Un possibile modello di clausola statutaria in proposito è il seguente:
«Al socio signor … spetta, in sede di distribuzione degli utili, il diritto alla percezione di una quota pari al … degli utili distribuibili, oltre all’ammontare di utili proporzionale alla propria quota di partecipazione sul residuo importo degli utili distribuibili. Il diritto attribuito al socio … nella distribuzione degli utili è trasferibile (non trasferibile) a terzi, unitamente alla cessione della quota sociale. Tale diritto può essere modificato con deliberazione assunta dai soci all’unanimità / a maggioranza)».
6. Maggioranze e clausola di salvaguardia
Piaccia o no la cosa, il diritto societario italiano è ispirato al principio di maggioranza (con qualche attenuazione solo nelle società di persone): il socio che ha la partecipazione maggiore conta di più e può influire nelle decisioni imprenditoriali (per esempio designando gli amministratori e membri del Collegio Sindacale).
Il principio maggioritario è alla base di molti conflitti tra soci e un modo per attenuarne o eliminarne gli effetti è pretendere che sia inserita nello statuto una clausola di salvaguardia, che preveda l’obbligatorio consenso di un socio per assumere le decisioni più importanti.
Nelle società di capitali si ritiene nulla la clausola che impone l’unanimità dei consensi.
È, invece, sempre lecita una clausola che preveda maggioranze elevate per tutte o alcuni tipi di decisioni.
Un esempio può essere il seguente:
“Le deliberazioni assembleari relative alle seguenti materie (…) devono essere approvate, anche in seconda e nelle successive convocazioni dell’assemblea, con il voto favorevole di tanti soci che rappresentino almeno il (…%) del capitale sociale”.
7. Obbligo e possibilità di uscire dalla società
Il codice civile contiene regole sul recesso dei soci in tutte le società e solo nelle società di persone e nelle s.r.l. ammette l’esclusione di un socio.
Il recesso e l’esclusione sono due vicende importantissime, che non possono essere ignorate al momento in cui si entra in una società.
In generale un socio deve controllare di essere al riparo dal rischio di essere facilmente escluso contro la sua volontà e deve pretendere di avere ampie possibilità di recesso quando la società non gli porta alcun vantaggio economico.
Utile è anche la clausola di “trascinamento” che impone ai soci di maggioranza di consentire ai soci di minoranza di cedere insieme a loro la partecipazione sociale.
8. Risoluzione delle liti
I soci spesso non tutelano le proprie ragioni perché … litigare costa troppo, al punto che talvolta è preferibile abbandonare il proprio investimento piuttosto che sopportare i costi di giudizio.
Un buon contratto di società dovrebbe prevedere dei sistemi di risoluzione delle liti poco costosi ed efficaci.
Io ne ho sperimentato uno con successo: in presenza di una lite tra soci (o tra soci e amministratori) i poteri degli amministratori e il funzionamento della società sono “congelati” per un breve periodo di tempo e le parti devono rimettere a un esperto la soluzione del problema.

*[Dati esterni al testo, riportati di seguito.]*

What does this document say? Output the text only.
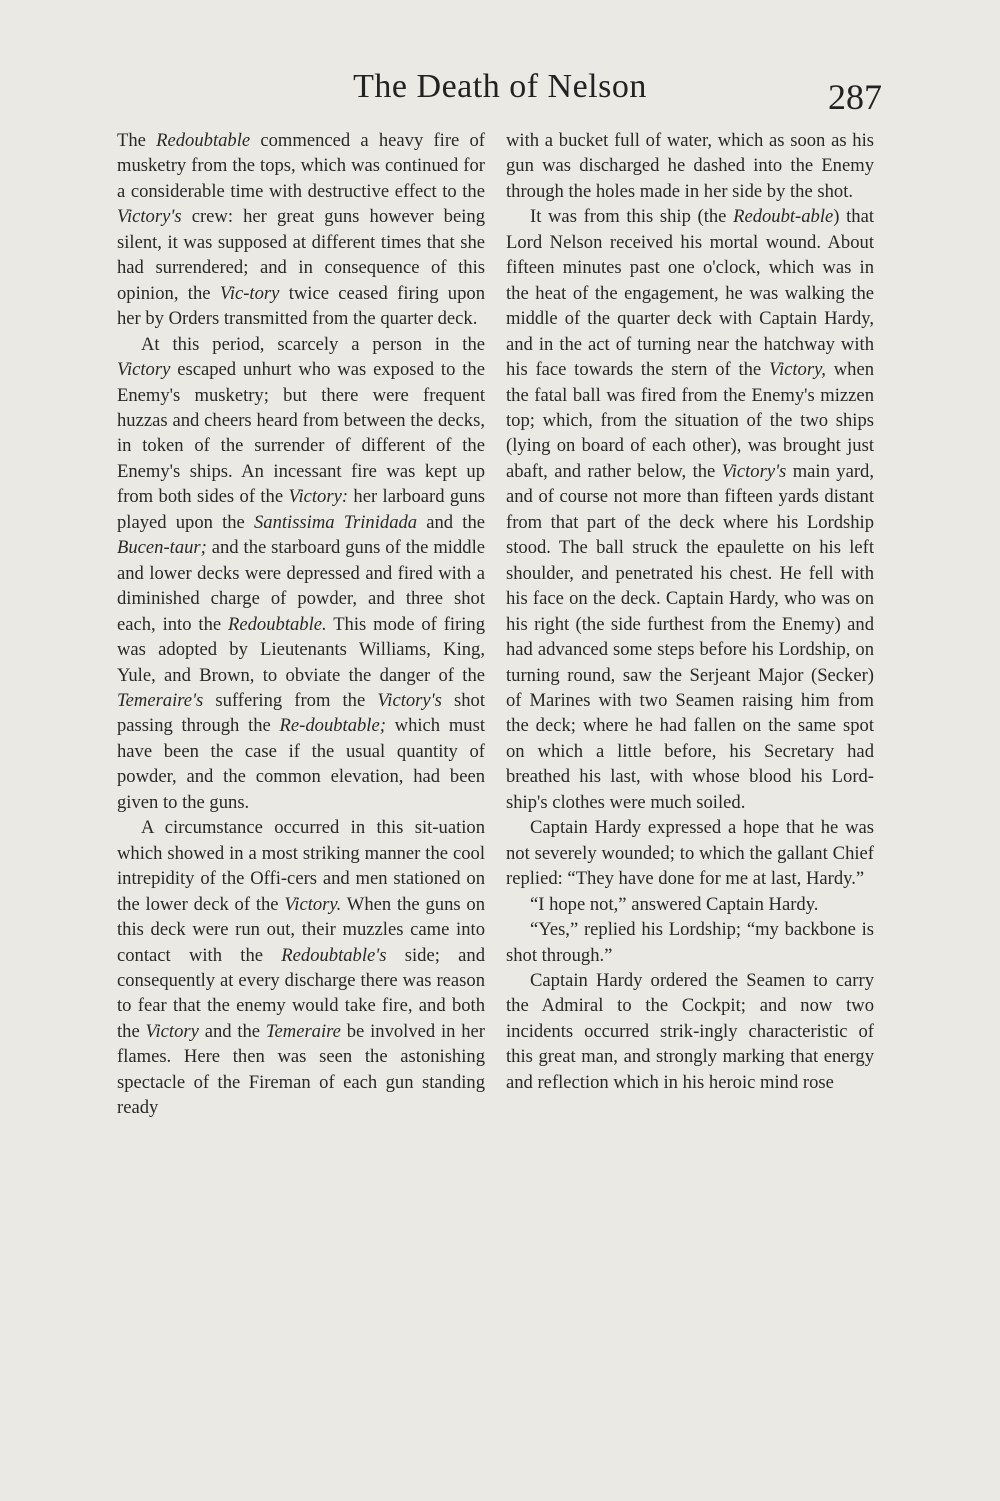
The Death of Nelson	287

The Redoubtable commenced a heavy fire of musketry from the tops, which was continued for a considerable time with destructive effect to the Victory's crew: her great guns however being silent, it was supposed at different times that she had surrendered; and in consequence of this opinion, the Vic-tory twice ceased firing upon her by Orders transmitted from the quarter deck.

At this period, scarcely a person in the Victory escaped unhurt who was exposed to the Enemy's musketry; but there were frequent huzzas and cheers heard from between the decks, in token of the surrender of different of the Enemy's ships. An incessant fire was kept up from both sides of the Victory: her larboard guns played upon the Santissima Trinidada and the Bucen-taur; and the starboard guns of the middle and lower decks were depressed and fired with a diminished charge of powder, and three shot each, into the Redoubtable. This mode of firing was adopted by Lieutenants Williams, King, Yule, and Brown, to obviate the danger of the Temeraire's suffering from the Victory's shot passing through the Re-doubtable; which must have been the case if the usual quantity of powder, and the common elevation, had been given to the guns.

A circumstance occurred in this sit-uation which showed in a most striking manner the cool intrepidity of the Offi-cers and men stationed on the lower deck of the Victory. When the guns on this deck were run out, their muzzles came into contact with the Redoubtable's side; and consequently at every discharge there was reason to fear that the enemy would take fire, and both the Victory and the Temeraire be involved in her flames. Here then was seen the astonishing spectacle of the Fireman of each gun standing ready

with a bucket full of water, which as soon as his gun was discharged he dashed into the Enemy through the holes made in her side by the shot.

It was from this ship (the Redoubt-able) that Lord Nelson received his mortal wound. About fifteen minutes past one o'clock, which was in the heat of the engagement, he was walking the middle of the quarter deck with Captain Hardy, and in the act of turning near the hatchway with his face towards the stern of the Victory, when the fatal ball was fired from the Enemy's mizzen top; which, from the situation of the two ships (lying on board of each other), was brought just abaft, and rather below, the Victory's main yard, and of course not more than fifteen yards distant from that part of the deck where his Lordship stood. The ball struck the epaulette on his left shoulder, and penetrated his chest. He fell with his face on the deck. Captain Hardy, who was on his right (the side furthest from the Enemy) and had advanced some steps before his Lordship, on turning round, saw the Serjeant Major (Secker) of Marines with two Seamen raising him from the deck; where he had fallen on the same spot on which a little before, his Secretary had breathed his last, with whose blood his Lord-ship's clothes were much soiled.

Captain Hardy expressed a hope that he was not severely wounded; to which the gallant Chief replied: “They have done for me at last, Hardy.”

“I hope not,” answered Captain Hardy.

“Yes,” replied his Lordship; “my backbone is shot through.”

Captain Hardy ordered the Seamen to carry the Admiral to the Cockpit; and now two incidents occurred strik-ingly characteristic of this great man, and strongly marking that energy and reflection which in his heroic mind rose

Se la lite era pretestuosa chi ha provocato il “congelamento” è tenuto al pagamento di una penale.
Inserire nello statuto clausole che prevedano questo tipo di sistemi di risoluzione delle liti consente di proteggere l’investimento fatto.
9. Scelta dei consulenti
Nelle società di piccole dimensioni, cui è dedicato il blog, la scelta dei consulenti è fondamentale, perché queste società non hanno di solito personale sufficiente per svolgere dall’ “interno” tutte le funzioni professionali necessarie (legali, contabili, tecniche, ecc.).

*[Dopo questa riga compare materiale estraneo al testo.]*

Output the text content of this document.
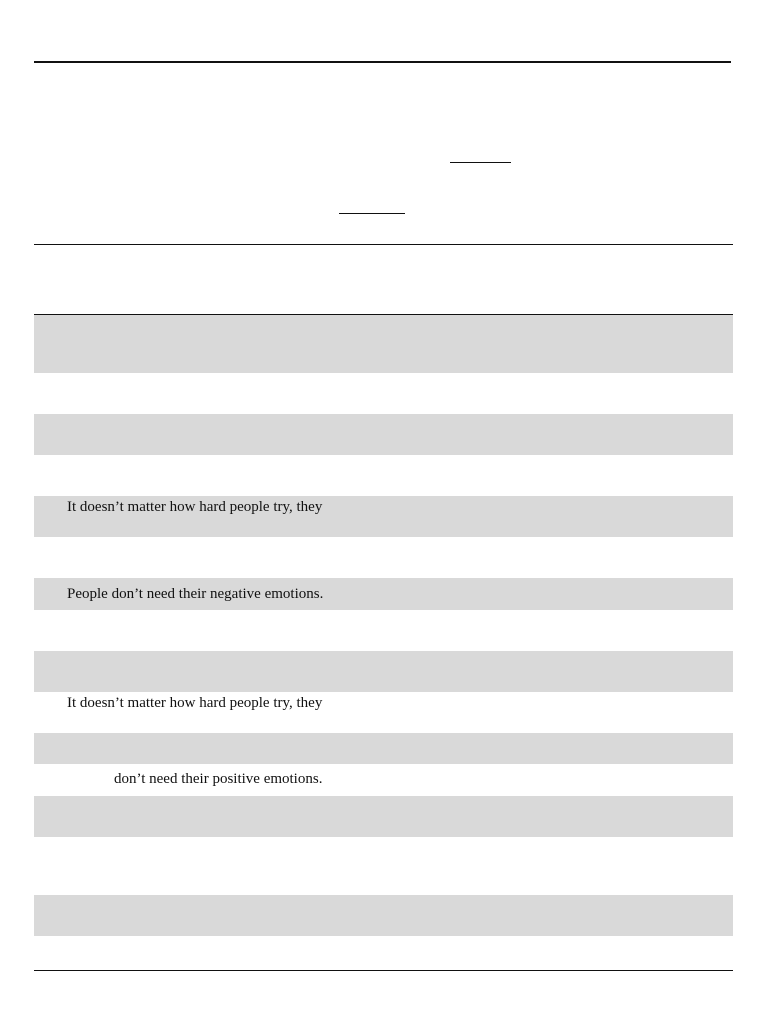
It doesn’t matter how hard people try, they
People don’t need their negative emotions.
It doesn’t matter how hard people try, they
don’t need their positive emotions.
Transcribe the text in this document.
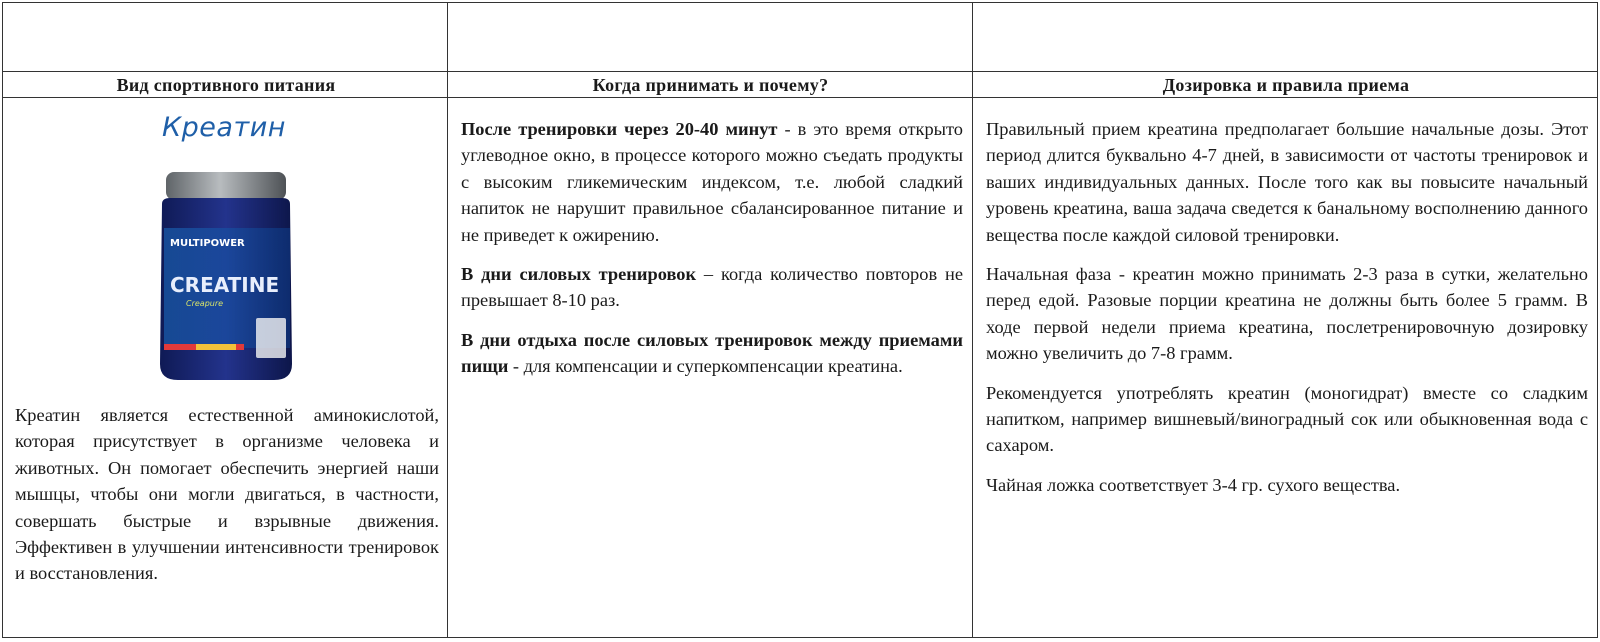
Вид спортивного питания	Когда принимать и почему?	Дозировка и правила приема
Креатин
MULTIPOWER
CREATINE
Creapure
Креатин является естественной аминокислотой, которая присутствует в организме человека и животных. Он помогает обеспечить энергией наши мышцы, чтобы они могли двигаться, в частности, совершать быстрые и взрывные движения. Эффективен в улучшении интенсивности тренировок и восстановления.

После тренировки через 20-40 минут - в это время открыто углеводное окно, в процессе которого можно съедать продукты с высоким гликемическим индексом, т.е. любой сладкий напиток не нарушит правильное сбалансированное питание и не приведет к ожирению.

В дни силовых тренировок – когда количество повторов не превышает 8-10 раз.

В дни отдыха после силовых тренировок между приемами пищи - для компенсации и суперкомпенсации креатина.

Правильный прием креатина предполагает большие начальные дозы. Этот период длится буквально 4-7 дней, в зависимости от частоты тренировок и ваших индивидуальных данных. После того как вы повысите начальный уровень креатина, ваша задача сведется к банальному восполнению данного вещества после каждой силовой тренировки.

Начальная фаза - креатин можно принимать 2-3 раза в сутки, желательно перед едой. Разовые порции креатина не должны быть более 5 грамм. В ходе первой недели приема креатина, послетренировочную дозировку можно увеличить до 7-8 грамм.

Рекомендуется употреблять креатин (моногидрат) вместе со сладким напитком, например вишневый/виноградный сок или обыкновенная вода с сахаром.

Чайная ложка соответствует 3-4 гр. сухого вещества.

Di solito non si considera che il socio o l’amministratore che sceglie i consulenti della società e coltiva con loro i successivi rapporti si trova in una posizione di forza perché può influenzare l’attività dei consulenti stessi in senso per lui favorevole.

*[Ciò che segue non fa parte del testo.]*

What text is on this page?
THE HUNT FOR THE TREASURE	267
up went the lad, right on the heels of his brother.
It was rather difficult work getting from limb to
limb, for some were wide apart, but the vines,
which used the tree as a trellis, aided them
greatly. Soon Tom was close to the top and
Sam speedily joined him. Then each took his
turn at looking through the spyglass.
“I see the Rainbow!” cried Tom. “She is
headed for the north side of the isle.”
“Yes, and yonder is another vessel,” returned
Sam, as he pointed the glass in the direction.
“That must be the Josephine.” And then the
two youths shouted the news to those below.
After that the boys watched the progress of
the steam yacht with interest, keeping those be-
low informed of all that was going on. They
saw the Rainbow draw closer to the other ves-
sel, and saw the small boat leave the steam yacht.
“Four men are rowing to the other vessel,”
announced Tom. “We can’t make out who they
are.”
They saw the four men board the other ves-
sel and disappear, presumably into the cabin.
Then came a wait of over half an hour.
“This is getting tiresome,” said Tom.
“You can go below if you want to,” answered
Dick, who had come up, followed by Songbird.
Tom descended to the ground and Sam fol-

In diverse società si cominciano a prevedere nello statuto o in accordi paralleli tra i soci clausole di salvaguardia nella scelta dei consulenti, che prevedono sia le procedure di scelta sia i requisiti che i consulenti devono possedere: è opportuno che questa prassi si generalizzi.
10. Soluzione della crisi d’impresa
Di solito i conflitti tra i soci scoppiano con particolare violenza al momento della crisi della società, quando arriva la “resa dei conti” troppe volte rinviata e quando i soci che già prima della crisi erano in posizione di forza riescono comunque a uscire dalla situazione con i minori danni.
Chi investe in una società deve essere pronto per l’ipotesi del default e deve quindi avere garanzie preventive contro eccessivi rischi.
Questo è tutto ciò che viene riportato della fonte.